Думаю, все-таки не бесценные сокровища поразили их больше всего, а та таинственность, которой веяло от облика Эсмилькан. Взор матросов тщетно пытался проникнуть под покрывала и не мог, поэтому каждый из них в своем воображении рисовал себе тот образ, который казался ему прекраснее. И это было как нельзя более на руку. Открой моя госпожа свое лицо, и очень возможно, что оно показалось бы им смешным, в лучшем случае не стоящим того, чтобы сражаться и умереть за эту женщину. Напрасно она тогда молила бы их о защите, говоря: «Аллах в величайшей мудрости своей не захотел сделать из меня вторую Елену!»

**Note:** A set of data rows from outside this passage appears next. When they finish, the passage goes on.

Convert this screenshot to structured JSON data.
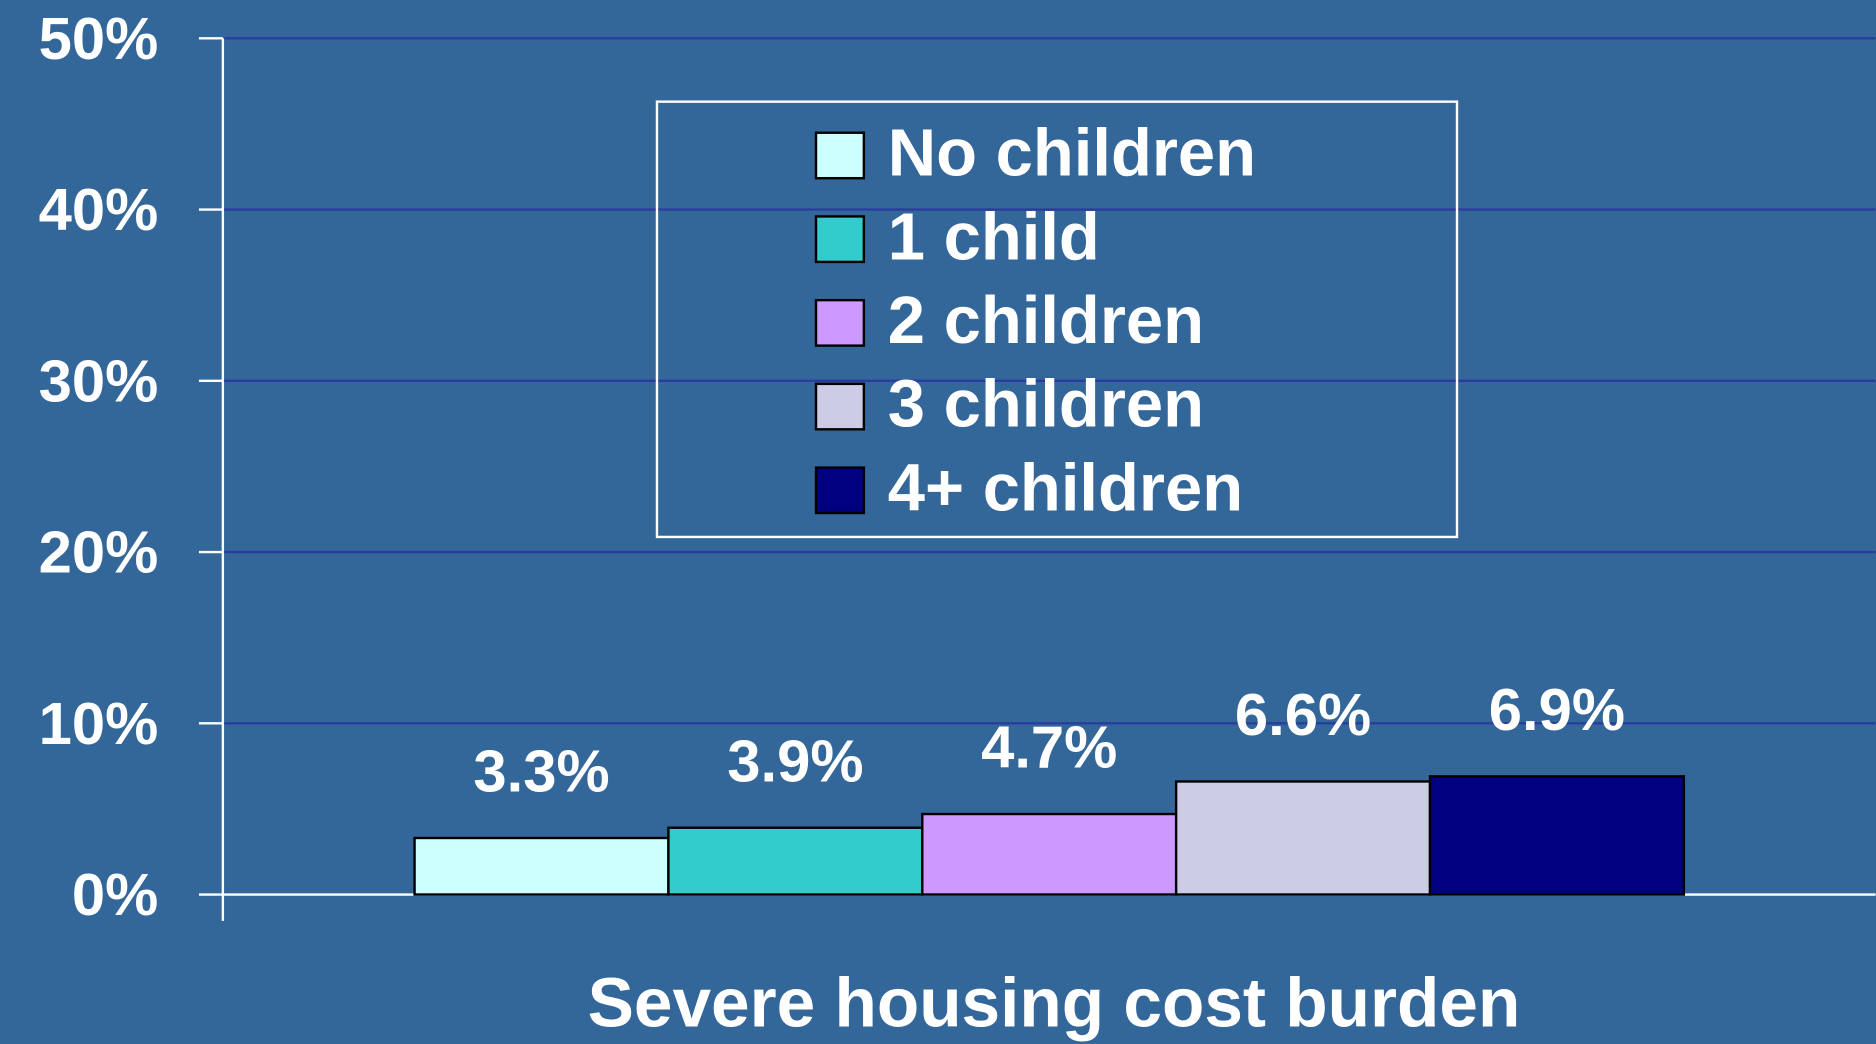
{
  "chart_data": {
    "type": "bar",
    "categories": [
      "Severe housing cost burden"
    ],
    "series": [
      {
        "name": "No children",
        "color": "#ccffff",
        "values": [
          3.3
        ],
        "value_labels": [
          "3.3%"
        ]
      },
      {
        "name": "1 child",
        "color": "#33cccc",
        "values": [
          3.9
        ],
        "value_labels": [
          "3.9%"
        ]
      },
      {
        "name": "2 children",
        "color": "#cc99ff",
        "values": [
          4.7
        ],
        "value_labels": [
          "4.7%"
        ]
      },
      {
        "name": "3 children",
        "color": "#cccce6",
        "values": [
          6.6
        ],
        "value_labels": [
          "6.6%"
        ]
      },
      {
        "name": "4+ children",
        "color": "#000080",
        "values": [
          6.9
        ],
        "value_labels": [
          "6.9%"
        ]
      }
    ],
    "ylim": [
      0,
      50
    ],
    "yticks": [
      {
        "value": 0,
        "label": "0%"
      },
      {
        "value": 10,
        "label": "10%"
      },
      {
        "value": 20,
        "label": "20%"
      },
      {
        "value": 30,
        "label": "30%"
      },
      {
        "value": 40,
        "label": "40%"
      },
      {
        "value": 50,
        "label": "50%"
      }
    ],
    "grid": true,
    "legend": "top"
  }
}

Но сейчас перед ними стояла не просто женщина, а воплощение Женщины! Любой из этих грубых, неотесанных моряков, мысленно убрав с ее лица вуаль, чувствовал, что увидит за ней лицо своей матери, улыбку сестры, ощущал, что под этими златоткаными покрывалами волнуется грудь его собственной жены.
Закутанная с ног до головы, Эсмилькан сжимала в руках турецкий флаг.
Окинув его беглым взглядом, я заметил следы спешки, в которой его шили. Вначале шли ровные и аккуратные стежки — так обычно шила Эсмилькан. У меня вдруг перехватило дыхание, когда я вспомнил, сколько раз этими самыми стежками она шила одежду своему будущему ребенку. Дальше, ближе к краю полотнища, стежки постепенно увеличивались, становясь все более неровными, а край полумесяца и большая часть звезды были вообще приметаны кое-как, на скорую руку. Впрочем, они будут держаться — хотя бы до первого сильного порыва ветра, подумал я.
Но сейчас, в тусклом свете фонаря, когда этот флаг сжимала в руках женщина, воплотившая в себе то, чем только дорожит любой мужчина, он производил поистине потрясающее впечатление.
— Господа, — начала Эсмилькан.
Сердце мое, сделав безумный скачок, застряло в горле. Эсмилькан говорила по-итальянски — вернее, на венецианском наречии, которое я до сих пор считал своим родным языком. Они наверняка понимали ее, а хорошо заметный акцент и слишком книжный, чуть вычурный подбор слов придавал ее речи оттенок особой поэтичности.
— Господа, ваш флаг готов. Плывите с ним и под ним, и подданные моего деда, Аллах свидетель моим словам, никогда не причинят никакого вреда ни вам самим, ни вашим женам и детям.